Are you certain the model knows where to go, what time to arrive, what she is expected to provide besides herself? Are there other people involved in the shooting—assistant, makeup artist, etc. and do they know what you want from them? How about wardrobe? Do you have enough variety? Remember, sometimes things you thought would look good don’t. Does your model know what’s expected of her in terms of nudity? Do you have a release for her to sign?
I could go on and on because there always seems as if there is an endless number of details to which to attend. However, now you are on set or location; the model is in front of the camera. It’s time to make some magic. This is the moment when you have to push everything else out of your mind and concentrate on what you’re seeing in your viewfinder.
There are basically two ways for you to work at this point. You can be the director and tell your model what you want.
Tilt your head a little.” “Move your hand to your waist.” “Turn your body away from the camera just a little.” “It’s not working. Let’s try another pose.”
The late Dwight Hooker was one of the best “director” photographers I ever worked with. He had an inexhaustible supply of poses in his head and he never tired of moving the model into the pose he wanted.
The other approach is what I call the voyeur photographer. Richard Fegley almost never told a model what he wanted her to do. He let her look for the pose and when she found something that worked for him, he would say “That’s it. That’s perfect.” And then he’d shoot away like mad.
There’s no right or wrong approach. It’s whatever works best for you, what you’re most comfortable with. The important thing is to recognize, to see when something is really working in front of the camera. That’s when you have to seize the moment. Too often, we forget to observe what’s really happening, when that moment is there and we let it pass without capitalizing on it.

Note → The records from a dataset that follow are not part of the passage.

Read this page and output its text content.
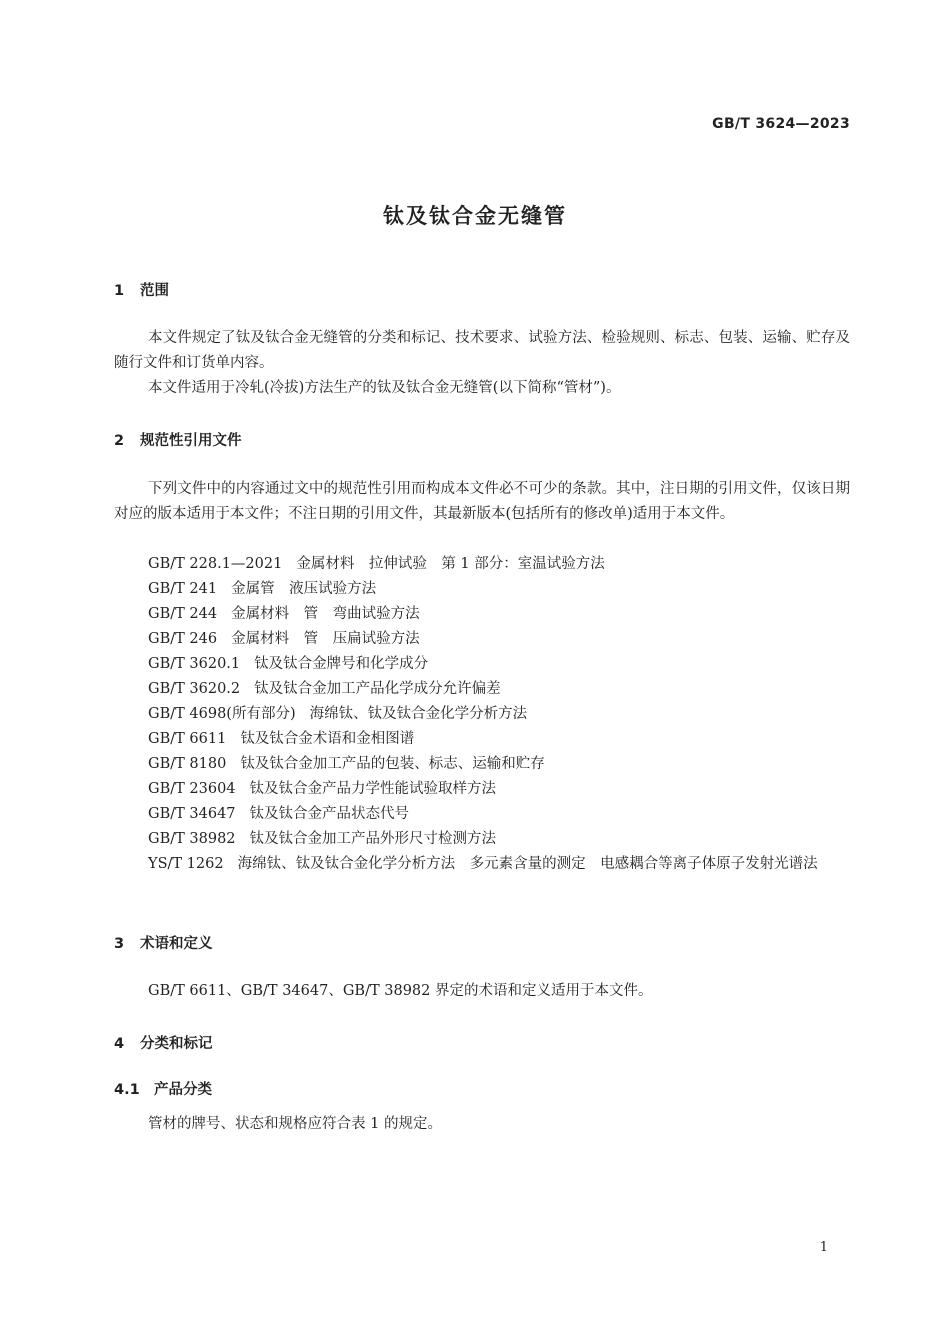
GB/T 3624—2023
钛及钛合金无缝管
1 范围
本文件规定了钛及钛合金无缝管的分类和标记、技术要求、试验方法、检验规则、标志、包装、运输、贮存及随行文件和订货单内容。
本文件适用于冷轧(冷拔)方法生产的钛及钛合金无缝管(以下简称“管材”)。
2 规范性引用文件
下列文件中的内容通过文中的规范性引用而构成本文件必不可少的条款。其中，注日期的引用文件，仅该日期对应的版本适用于本文件；不注日期的引用文件，其最新版本(包括所有的修改单)适用于本文件。
GB/T 228.1—2021 金属材料　拉伸试验　第 1 部分：室温试验方法
GB/T 241 金属管　液压试验方法
GB/T 244 金属材料　管　弯曲试验方法
GB/T 246 金属材料　管　压扁试验方法
GB/T 3620.1 钛及钛合金牌号和化学成分
GB/T 3620.2 钛及钛合金加工产品化学成分允许偏差
GB/T 4698(所有部分) 海绵钛、钛及钛合金化学分析方法
GB/T 6611 钛及钛合金术语和金相图谱
GB/T 8180 钛及钛合金加工产品的包装、标志、运输和贮存
GB/T 23604 钛及钛合金产品力学性能试验取样方法
GB/T 34647 钛及钛合金产品状态代号
GB/T 38982 钛及钛合金加工产品外形尺寸检测方法
YS/T 1262 海绵钛、钛及钛合金化学分析方法　多元素含量的测定　电感耦合等离子体原子发射光谱法
3 术语和定义
GB/T 6611、GB/T 34647、GB/T 38982 界定的术语和定义适用于本文件。
4 分类和标记
4.1 产品分类
管材的牌号、状态和规格应符合表 1 的规定。
1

I can recall editing so many shootings at Playboy. Roll after roll (all film in those days) of ok images, and some not ok images. And then all the stars would align. The girl would exude something intimate, something real. Her pose and expression were perfect. The light would fall just right. There it was–the magic that we all work to achieve.
About Gary Cole
I’ve seen shootings that lasted three days but only had five or ten minutes of magic. However, that might be enough to create a memorable image that would save an entire pictorial.
Make certain when magic happens in front of your camera that you’re ready for it, that you capture it—sort of like grabbing the genie and putting him in the bottle.